Şarku’l Avsat’ın Majalla’dan aktardığına göre 6G halen araştırma ve geliştirme aşamasında ve 2030 yılında hayata geçirileceği için uygulanması ve özellikleriyle ilgili bazı ayrıntılara henüz net bir şekilde ulaşılmış değil. Bununla birlikte yapılan ilk tartışmalara ve araştırmalara dayanarak, 6G’nin 5G’den farklı olmasının beklendiği birkaç temel nokta var.

Bunların en önemlilerini şöyle sıralayabiliriz:

1- Hız ve kapasite: 6G, 5G'den daha yüksek veri hızları ve daha fazla kapasite sunmayı amaçlıyor. Buna göre yüksek bant genişliğine sahip uygulamalara ve hizmetlere yönelik artan talebi desteklemek için saniyede bir terabayta (Tbps) kadar maksimum veri hızları sunabilir.

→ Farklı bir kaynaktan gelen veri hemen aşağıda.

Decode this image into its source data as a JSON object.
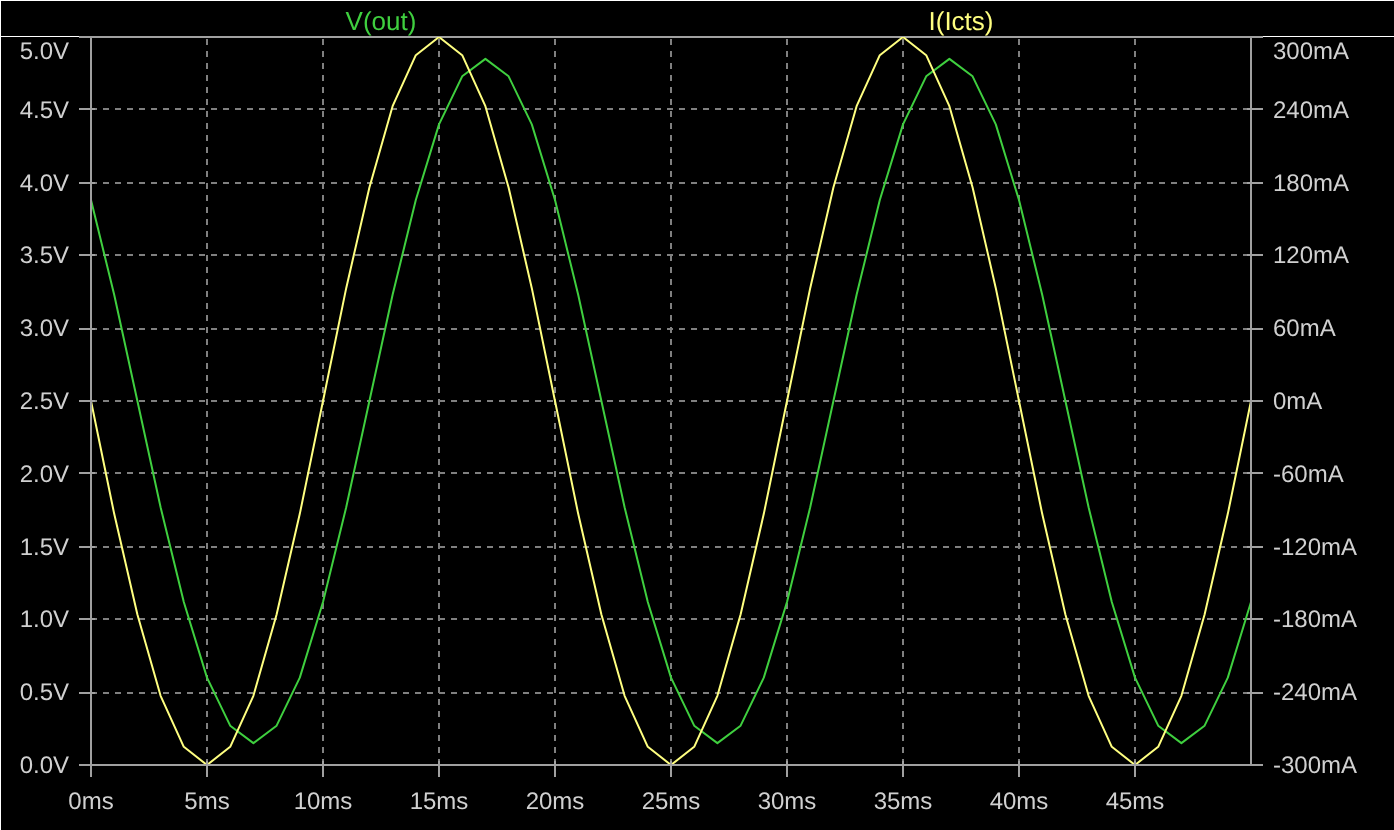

2- Gecikme süresinde düşüş: 6G’nin gecikme süresini yani cihazlar arasında veri aktarımı süresini azalması bekleniyor. 6G, milisaniyenin altında kalabilecek bir aralıkta, çok düşük gecikme süreleri elde etmeyi amaçlıyor. Bu gelişme, otonom araçlar, tele-cerrahi, tele-tıp ve dokunsal internet gibi gerçek zamanlı uygulamalarda ilerleme kaydedilmesine imkan tanıyabilir.

 6G'nin yapay zekayı ve makine öğrenimini kablosuz haberleşme ağı yapısına daha derinlemesine olacak şekilde entegre etmesi bekleniyor.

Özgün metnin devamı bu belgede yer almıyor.